While the Knights Templar were still operating on behalf of Christianity during the Crusades, they used a royal palace called Temple Mount as their Jerusalem headquarters. Modern archeologists have dug underneath Temple Mount in an attempt to discover more about what life was like during that time and any artifacts the Order (or others) might have left behind.
But some think there's more to the story. Why would modern archeologists and scholars be digging under Temple Mount? Could it be that's exactly where the Order discovered ancient records of Christianity? Possibly. Some speculate the Knights found evidence the Catholic Church was not practicing Christianity the way Jesus and his followers intended, putting the church in jeopardy. Is it possible modern governments are searching for the same sort of information as they dig under Temple Mount?
As the story goes: In 1492, Columbus sailed the ocean blue. But was he the first to officially discover America? Some believe the Knights Templar traveled to North America at least 100 years before Columbus made his infamous journey.

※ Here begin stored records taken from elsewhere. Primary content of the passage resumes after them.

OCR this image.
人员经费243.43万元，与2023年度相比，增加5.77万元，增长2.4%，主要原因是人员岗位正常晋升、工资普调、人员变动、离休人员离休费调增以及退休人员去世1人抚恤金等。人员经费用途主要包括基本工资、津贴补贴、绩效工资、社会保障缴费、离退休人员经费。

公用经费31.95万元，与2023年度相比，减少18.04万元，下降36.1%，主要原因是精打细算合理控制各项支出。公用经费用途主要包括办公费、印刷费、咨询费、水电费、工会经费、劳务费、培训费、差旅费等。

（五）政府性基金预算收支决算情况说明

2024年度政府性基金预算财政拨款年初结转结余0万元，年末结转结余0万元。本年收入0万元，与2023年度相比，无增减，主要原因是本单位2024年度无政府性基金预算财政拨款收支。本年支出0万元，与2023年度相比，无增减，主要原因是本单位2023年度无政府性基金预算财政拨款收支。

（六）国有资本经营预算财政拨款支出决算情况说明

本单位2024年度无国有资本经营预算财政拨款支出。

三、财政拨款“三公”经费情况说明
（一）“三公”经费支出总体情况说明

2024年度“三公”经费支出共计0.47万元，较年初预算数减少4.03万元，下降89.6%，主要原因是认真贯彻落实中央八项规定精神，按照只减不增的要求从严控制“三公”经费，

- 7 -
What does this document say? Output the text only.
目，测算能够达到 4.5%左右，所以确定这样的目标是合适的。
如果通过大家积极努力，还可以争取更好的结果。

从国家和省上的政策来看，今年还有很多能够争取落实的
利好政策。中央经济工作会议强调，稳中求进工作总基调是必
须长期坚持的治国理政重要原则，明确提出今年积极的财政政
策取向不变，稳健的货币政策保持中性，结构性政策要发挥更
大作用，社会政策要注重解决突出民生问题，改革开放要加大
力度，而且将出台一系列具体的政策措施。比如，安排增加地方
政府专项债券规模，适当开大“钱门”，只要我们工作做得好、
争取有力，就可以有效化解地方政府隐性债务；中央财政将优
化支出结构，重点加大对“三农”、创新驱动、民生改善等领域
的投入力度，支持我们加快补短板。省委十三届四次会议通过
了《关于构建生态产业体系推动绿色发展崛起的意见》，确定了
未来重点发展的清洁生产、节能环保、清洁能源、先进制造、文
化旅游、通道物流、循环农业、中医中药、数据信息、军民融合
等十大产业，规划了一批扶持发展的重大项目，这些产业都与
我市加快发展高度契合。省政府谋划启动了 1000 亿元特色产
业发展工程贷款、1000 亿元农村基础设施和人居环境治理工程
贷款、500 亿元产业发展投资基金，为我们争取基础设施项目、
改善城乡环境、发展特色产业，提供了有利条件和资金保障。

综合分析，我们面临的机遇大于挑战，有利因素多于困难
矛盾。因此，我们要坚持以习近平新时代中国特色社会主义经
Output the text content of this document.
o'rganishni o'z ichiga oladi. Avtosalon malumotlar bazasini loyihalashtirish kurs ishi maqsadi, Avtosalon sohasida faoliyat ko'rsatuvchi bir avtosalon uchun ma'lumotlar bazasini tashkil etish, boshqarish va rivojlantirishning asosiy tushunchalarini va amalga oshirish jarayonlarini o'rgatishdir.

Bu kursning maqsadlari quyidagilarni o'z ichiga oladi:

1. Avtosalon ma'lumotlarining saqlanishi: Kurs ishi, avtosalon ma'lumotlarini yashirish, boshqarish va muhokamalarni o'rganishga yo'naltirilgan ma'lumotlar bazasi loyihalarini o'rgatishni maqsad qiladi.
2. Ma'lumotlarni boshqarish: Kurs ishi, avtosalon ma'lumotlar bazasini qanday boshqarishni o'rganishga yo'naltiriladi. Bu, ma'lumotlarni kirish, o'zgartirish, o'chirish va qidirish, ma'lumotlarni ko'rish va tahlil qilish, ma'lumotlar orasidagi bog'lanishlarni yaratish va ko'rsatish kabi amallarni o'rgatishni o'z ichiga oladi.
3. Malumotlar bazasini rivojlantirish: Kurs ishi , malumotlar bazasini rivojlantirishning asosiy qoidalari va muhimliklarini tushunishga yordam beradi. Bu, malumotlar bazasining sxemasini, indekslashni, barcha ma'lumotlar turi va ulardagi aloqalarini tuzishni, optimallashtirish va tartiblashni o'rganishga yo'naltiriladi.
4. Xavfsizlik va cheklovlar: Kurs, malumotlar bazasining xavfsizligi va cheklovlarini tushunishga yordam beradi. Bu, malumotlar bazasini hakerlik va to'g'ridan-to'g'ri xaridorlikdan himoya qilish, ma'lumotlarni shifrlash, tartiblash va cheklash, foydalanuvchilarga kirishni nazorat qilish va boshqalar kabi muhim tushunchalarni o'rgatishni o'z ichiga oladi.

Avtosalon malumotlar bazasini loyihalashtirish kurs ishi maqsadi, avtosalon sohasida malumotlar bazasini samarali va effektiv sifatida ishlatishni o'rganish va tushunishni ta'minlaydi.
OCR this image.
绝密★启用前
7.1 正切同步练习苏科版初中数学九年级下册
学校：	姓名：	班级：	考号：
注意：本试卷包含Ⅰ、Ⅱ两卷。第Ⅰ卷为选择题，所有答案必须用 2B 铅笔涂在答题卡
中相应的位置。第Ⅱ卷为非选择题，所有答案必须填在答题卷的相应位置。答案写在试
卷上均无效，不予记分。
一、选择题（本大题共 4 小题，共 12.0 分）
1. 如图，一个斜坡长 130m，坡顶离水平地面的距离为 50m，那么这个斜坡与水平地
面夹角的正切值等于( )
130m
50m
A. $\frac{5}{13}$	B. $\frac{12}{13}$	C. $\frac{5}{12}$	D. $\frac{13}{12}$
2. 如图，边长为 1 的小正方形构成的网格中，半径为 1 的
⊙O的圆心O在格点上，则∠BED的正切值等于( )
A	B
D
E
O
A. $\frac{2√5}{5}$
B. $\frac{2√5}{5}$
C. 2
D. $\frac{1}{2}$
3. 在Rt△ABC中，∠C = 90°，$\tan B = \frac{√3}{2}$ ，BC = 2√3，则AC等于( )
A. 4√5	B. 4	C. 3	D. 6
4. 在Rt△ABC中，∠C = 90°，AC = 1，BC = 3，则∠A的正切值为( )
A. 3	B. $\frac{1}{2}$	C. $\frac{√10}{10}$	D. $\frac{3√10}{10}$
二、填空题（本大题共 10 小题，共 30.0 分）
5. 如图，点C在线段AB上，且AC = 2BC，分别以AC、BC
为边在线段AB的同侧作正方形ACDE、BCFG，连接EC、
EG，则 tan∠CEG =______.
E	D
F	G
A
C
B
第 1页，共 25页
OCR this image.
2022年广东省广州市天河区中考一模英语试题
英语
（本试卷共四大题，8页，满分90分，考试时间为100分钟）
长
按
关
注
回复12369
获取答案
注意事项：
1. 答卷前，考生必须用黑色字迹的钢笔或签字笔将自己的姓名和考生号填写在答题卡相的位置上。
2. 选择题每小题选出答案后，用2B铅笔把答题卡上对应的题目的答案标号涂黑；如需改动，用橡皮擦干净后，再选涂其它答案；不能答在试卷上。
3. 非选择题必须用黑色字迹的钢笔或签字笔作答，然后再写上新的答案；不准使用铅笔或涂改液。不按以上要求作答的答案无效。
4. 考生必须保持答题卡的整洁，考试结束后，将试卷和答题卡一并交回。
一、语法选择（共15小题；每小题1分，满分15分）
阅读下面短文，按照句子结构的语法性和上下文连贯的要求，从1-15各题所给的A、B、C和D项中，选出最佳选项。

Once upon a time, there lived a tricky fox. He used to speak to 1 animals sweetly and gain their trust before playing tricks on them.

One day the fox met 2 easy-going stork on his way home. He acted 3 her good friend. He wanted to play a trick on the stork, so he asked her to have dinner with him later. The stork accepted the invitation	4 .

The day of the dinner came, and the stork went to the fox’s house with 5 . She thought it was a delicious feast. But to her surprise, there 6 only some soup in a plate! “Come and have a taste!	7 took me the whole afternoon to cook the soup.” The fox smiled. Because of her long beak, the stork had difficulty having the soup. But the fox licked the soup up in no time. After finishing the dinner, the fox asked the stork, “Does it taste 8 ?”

Researchers Tim Wallace-Murphy and Marilyn Hopkins wrote a book about the subject titled Templars In America: From the Crusades to the New World. They believe Henry Sinclair (sometimes referred to as St. Clair), Lord of Roslin and member of the Order, set sail to America in 1396 and left proof of their visit off the Atlantic coast of both the United States and Canada. Sinclair is said to have assimilated into a native tribe in Canada where he later died.